Knowledge Base & Support

Optimise Registration

The Optimise Registration job allows you to tighten up and distribute error globally to obtain the highest quality registration possible with Vercator. This registration job requires that the data from jobs selected as input are already pre-registered either from an Auto Registration job, Manual Registration Job or before the data was imported to Vercator, e.g. from the scanner.

Job Creation

  • From the Create a New Job menu select Optimise Registration.
  • You will get a warning that the data must be pre-registered before running Optimise Registration, as the process can only make small adjustments.
  • Select the jobs to be included on the left hand side with the checkboxes and choose ‘Add Selected’ or just press ‘Add All’ without selection, as appropriate.
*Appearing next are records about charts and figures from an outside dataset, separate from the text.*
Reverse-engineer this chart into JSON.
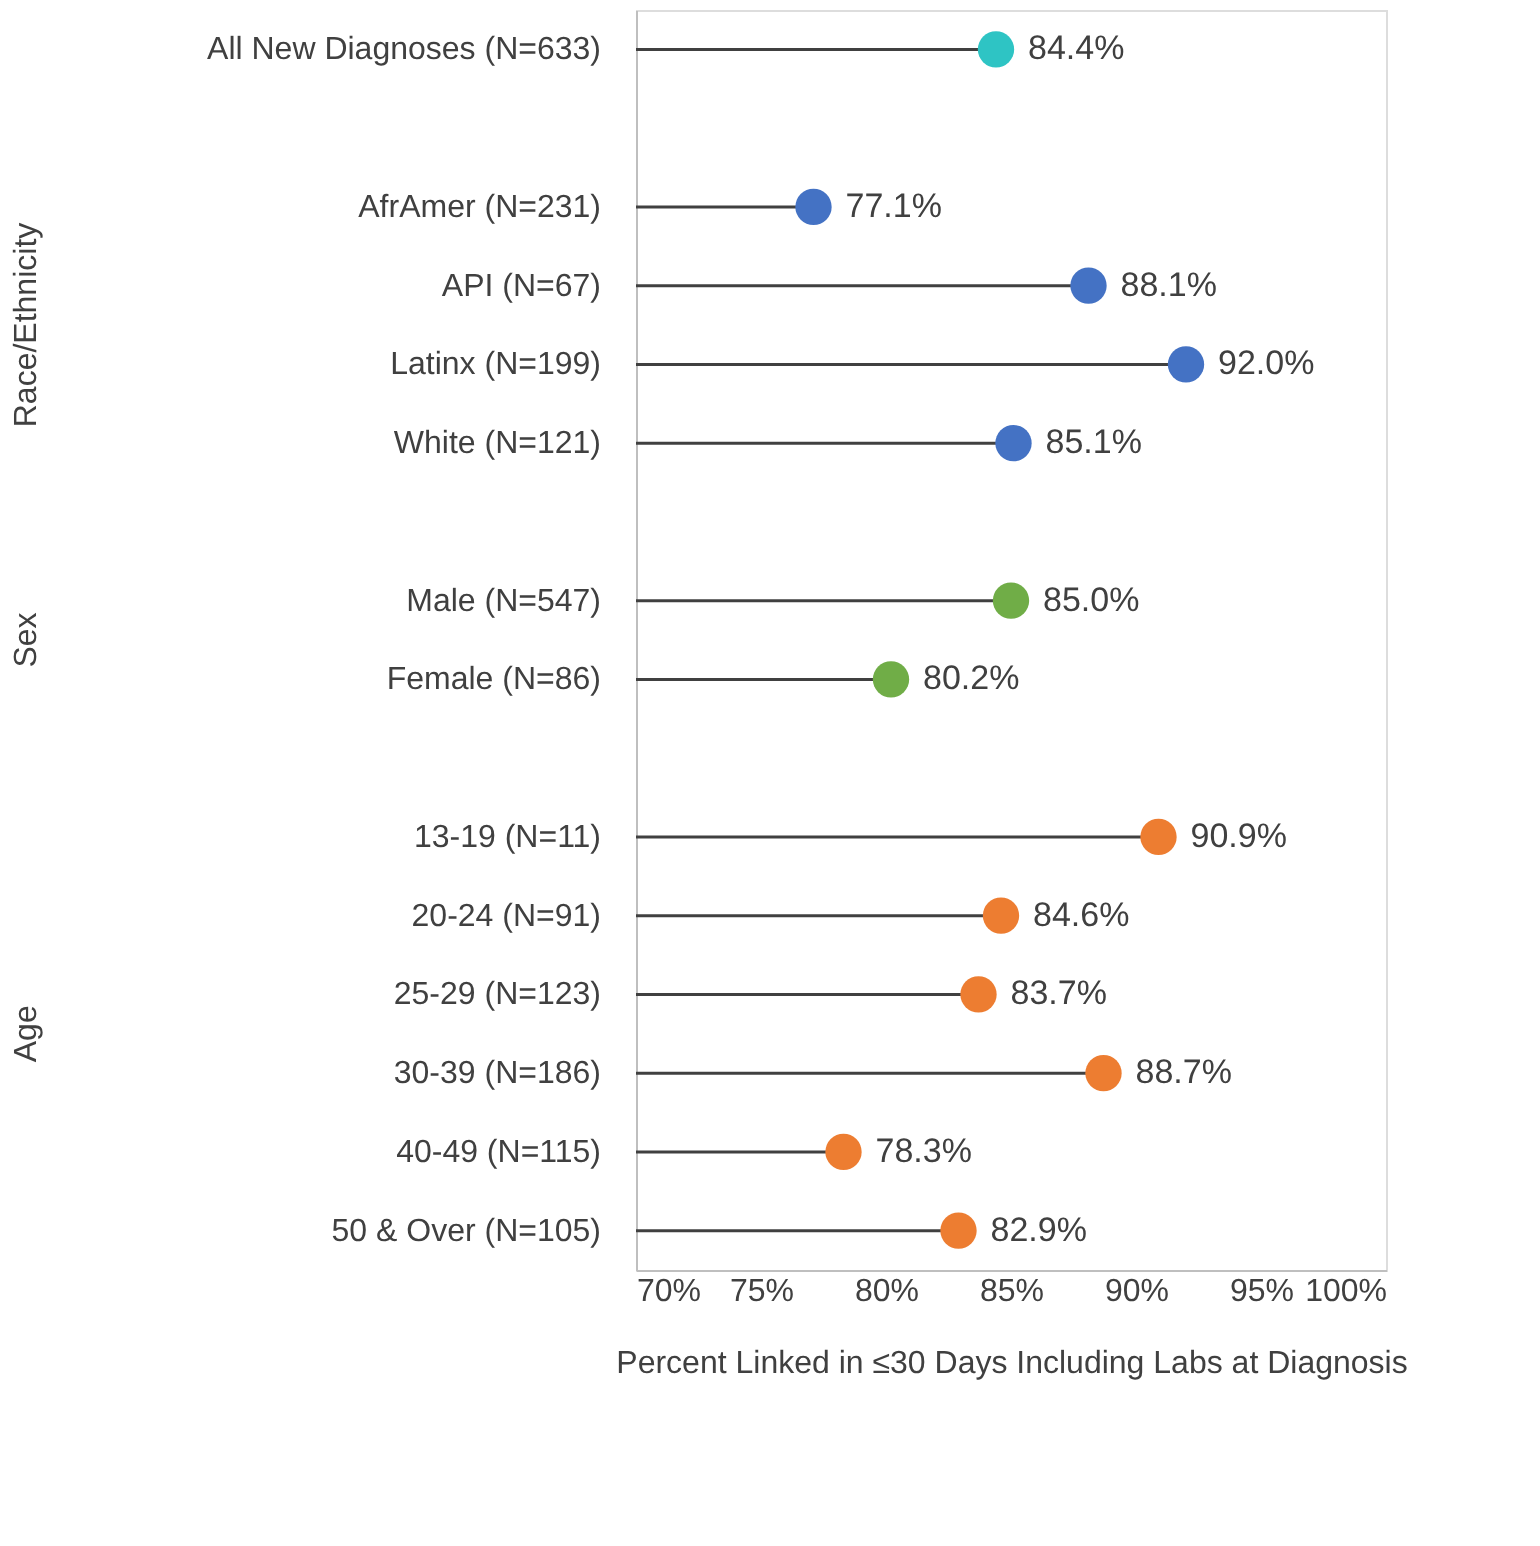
{
  "chart_data": {
    "type": "lollipop",
    "orientation": "horizontal",
    "xlabel": "Percent Linked in ≤30 Days Including Labs at Diagnosis",
    "categories": [
      "All New Diagnoses (N=633)",
      null,
      "AfrAmer (N=231)",
      "API (N=67)",
      "Latinx (N=199)",
      "White (N=121)",
      null,
      "Male (N=547)",
      "Female (N=86)",
      null,
      "13-19 (N=11)",
      "20-24 (N=91)",
      "25-29 (N=123)",
      "30-39 (N=186)",
      "40-49 (N=115)",
      "50 & Over (N=105)"
    ],
    "values": [
      84.4,
      null,
      77.1,
      88.1,
      92.0,
      85.1,
      null,
      85.0,
      80.2,
      null,
      90.9,
      84.6,
      83.7,
      88.7,
      78.3,
      82.9
    ],
    "value_labels": [
      "84.4%",
      null,
      "77.1%",
      "88.1%",
      "92.0%",
      "85.1%",
      null,
      "85.0%",
      "80.2%",
      null,
      "90.9%",
      "84.6%",
      "83.7%",
      "88.7%",
      "78.3%",
      "82.9%"
    ],
    "colors": [
      "#2ec4c4",
      null,
      "#4472c4",
      "#4472c4",
      "#4472c4",
      "#4472c4",
      null,
      "#70ad47",
      "#70ad47",
      null,
      "#ed7d31",
      "#ed7d31",
      "#ed7d31",
      "#ed7d31",
      "#ed7d31",
      "#ed7d31"
    ],
    "xlim": [
      70,
      100
    ],
    "xticks": [
      {
        "value": 70,
        "label": "70%"
      },
      {
        "value": 75,
        "label": "75%"
      },
      {
        "value": 80,
        "label": "80%"
      },
      {
        "value": 85,
        "label": "85%"
      },
      {
        "value": 90,
        "label": "90%"
      },
      {
        "value": 95,
        "label": "95%"
      },
      {
        "value": 100,
        "label": "100%"
      }
    ],
    "annotations": [
      "Race/Ethnicity",
      "Sex",
      "Age"
    ],
    "grid": false
  }
}
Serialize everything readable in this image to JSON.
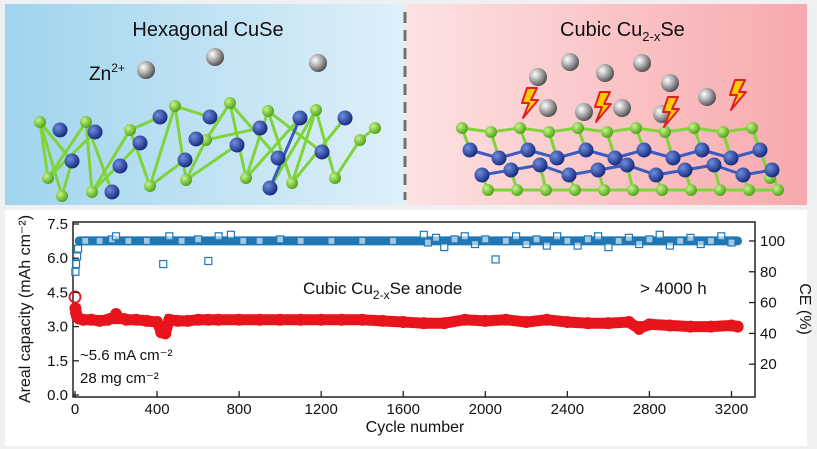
{
  "top_panel": {
    "left_title": "Hexagonal CuSe",
    "right_title_main": "Cubic Cu",
    "right_title_sub": "2-x",
    "right_title_tail": "Se",
    "zn_label": "Zn",
    "zn_charge": "2+"
  },
  "colors": {
    "ce_series": "#1f77b4",
    "capacity_series": "#e8141c",
    "cu_atom": "#1a3fa0",
    "se_atom": "#66cc22",
    "zn_atom": "#8a8a8a"
  },
  "chart_data": {
    "type": "scatter",
    "title": "",
    "xlabel": "Cycle number",
    "ylabel_left": "Areal capacity (mAh cm⁻²)",
    "ylabel_right": "CE (%)",
    "xlim": [
      0,
      3300
    ],
    "ylim_left": [
      0,
      7.5
    ],
    "ylim_right": [
      0,
      111
    ],
    "x_ticks": [
      0,
      400,
      800,
      1200,
      1600,
      2000,
      2400,
      2800,
      3200
    ],
    "y_left_ticks": [
      "0.0",
      "1.5",
      "3.0",
      "4.5",
      "6.0",
      "7.5"
    ],
    "y_right_ticks": [
      "20",
      "40",
      "60",
      "80",
      "100"
    ],
    "annotation_main": "Cubic Cu",
    "annotation_main_sub": "2-x",
    "annotation_main_tail": "Se anode",
    "annotation_time": "> 4000 h",
    "conditions_line1": "~5.6 mA cm⁻²",
    "conditions_line2": "28 mg cm⁻²",
    "series": [
      {
        "name": "CE (%)",
        "axis": "right",
        "marker": "open-square",
        "cycles": [
          2,
          5,
          10,
          15,
          50,
          120,
          180,
          200,
          260,
          350,
          430,
          460,
          520,
          600,
          650,
          700,
          760,
          820,
          900,
          1000,
          1100,
          1250,
          1400,
          1550,
          1700,
          1720,
          1760,
          1800,
          1850,
          1900,
          1950,
          2000,
          2050,
          2100,
          2150,
          2200,
          2250,
          2300,
          2350,
          2400,
          2450,
          2500,
          2550,
          2600,
          2650,
          2700,
          2750,
          2800,
          2850,
          2900,
          2950,
          3000,
          3050,
          3100,
          3150,
          3200
        ],
        "values": [
          80,
          85,
          90,
          95,
          100,
          100,
          101,
          103,
          100,
          100,
          85,
          103,
          100,
          101,
          87,
          103,
          104,
          100,
          100,
          101,
          100,
          100,
          100,
          100,
          104,
          99,
          102,
          96,
          101,
          103,
          98,
          101,
          88,
          100,
          103,
          98,
          101,
          97,
          103,
          100,
          97,
          101,
          103,
          96,
          100,
          102,
          98,
          101,
          104,
          97,
          100,
          102,
          98,
          100,
          103,
          99
        ]
      },
      {
        "name": "Areal capacity",
        "axis": "left",
        "marker": "filled-circle",
        "cycles": [
          0,
          2,
          5,
          10,
          20,
          40,
          80,
          120,
          160,
          200,
          250,
          300,
          350,
          400,
          420,
          440,
          460,
          500,
          550,
          600,
          650,
          700,
          800,
          900,
          1000,
          1100,
          1200,
          1300,
          1400,
          1500,
          1600,
          1700,
          1800,
          1900,
          2000,
          2100,
          2200,
          2300,
          2400,
          2500,
          2600,
          2700,
          2750,
          2800,
          2900,
          3000,
          3100,
          3200,
          3230
        ],
        "values": [
          4.3,
          3.8,
          3.6,
          3.45,
          3.35,
          3.3,
          3.3,
          3.25,
          3.3,
          3.55,
          3.3,
          3.3,
          3.25,
          3.2,
          2.75,
          2.7,
          3.3,
          3.25,
          3.25,
          3.3,
          3.3,
          3.3,
          3.3,
          3.3,
          3.3,
          3.3,
          3.3,
          3.3,
          3.3,
          3.25,
          3.2,
          3.15,
          3.15,
          3.3,
          3.25,
          3.3,
          3.2,
          3.3,
          3.2,
          3.15,
          3.15,
          3.2,
          2.9,
          3.1,
          3.05,
          3.0,
          3.0,
          3.05,
          3.0
        ]
      }
    ]
  }
}
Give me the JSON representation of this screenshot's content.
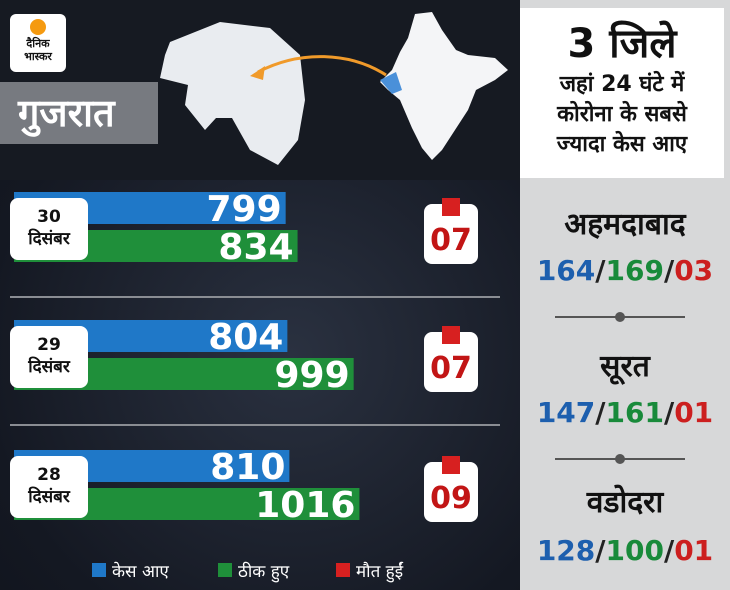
{
  "brand": {
    "line1": "दैनिक",
    "line2": "भास्कर"
  },
  "state": "गुजरात",
  "panel": {
    "title_big": "3 जिले",
    "title_lines": [
      "जहां 24 घंटे में",
      "कोरोना के सबसे",
      "ज्यादा केस आए"
    ]
  },
  "cities": [
    {
      "name": "अहमदाबाद",
      "cases": "164",
      "recovered": "169",
      "deaths": "03"
    },
    {
      "name": "सूरत",
      "cases": "147",
      "recovered": "161",
      "deaths": "01"
    },
    {
      "name": "वडोदरा",
      "cases": "128",
      "recovered": "100",
      "deaths": "01"
    }
  ],
  "colors": {
    "cases": "#1f78c8",
    "recovered": "#1f8f3a",
    "deaths": "#d72020"
  },
  "legend": {
    "cases": "केस आए",
    "recovered": "ठीक हुए",
    "deaths": "मौत हुईं"
  },
  "chart_data": {
    "type": "bar",
    "orientation": "horizontal",
    "categories": [
      {
        "day": "30",
        "month": "दिसंबर"
      },
      {
        "day": "29",
        "month": "दिसंबर"
      },
      {
        "day": "28",
        "month": "दिसंबर"
      }
    ],
    "series": [
      {
        "name": "केस आए",
        "values": [
          799,
          804,
          810
        ],
        "labels": [
          "799",
          "804",
          "810"
        ]
      },
      {
        "name": "ठीक हुए",
        "values": [
          834,
          999,
          1016
        ],
        "labels": [
          "834",
          "999",
          "1016"
        ]
      },
      {
        "name": "मौत हुईं",
        "values": [
          7,
          7,
          9
        ],
        "labels": [
          "07",
          "07",
          "09"
        ]
      }
    ],
    "legend_position": "bottom"
  }
}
Then press ‘Next’.
    Either imported data, auto registration, optimise registration or manual registration result can be used as input.
  • After choosing data and pressing Next the user can choose to change settings from their defaults as required.

Settings

The settings for Optimise Registration are described below.

  • Job Name
  • Subsampling: the minimum distance between points; a smaller figure increases processing time. This evens out the spacing of points in the scans to avoid bias from the dense amount of points close to the scanner.
  • Max Distance Threshold: the maximum point distance from the scanner to use in the registration. Longer range scans may require a larger value here to take into account more common features at range.
  • Maximum Scan Separation: maximum distance between any two scan positions for them to be considered for further processing to each other in a cluster or bundle. If this value is too small the registration may be of lower quality as fewer scans are clustered together to refine the solution.
  • Minimum Overlap Threshold: minimum overlap between scans to consider calculating fine registration group solution with. This setting can affect scans with long range points where a tiny fraction is overlapping a series of much denser scans clustered nearer to a specific scene. A larger percentage may be less precise at distance but computes faster, whereas a smaller percentage may be more precise at distance but more sensitive to noise and compute slower.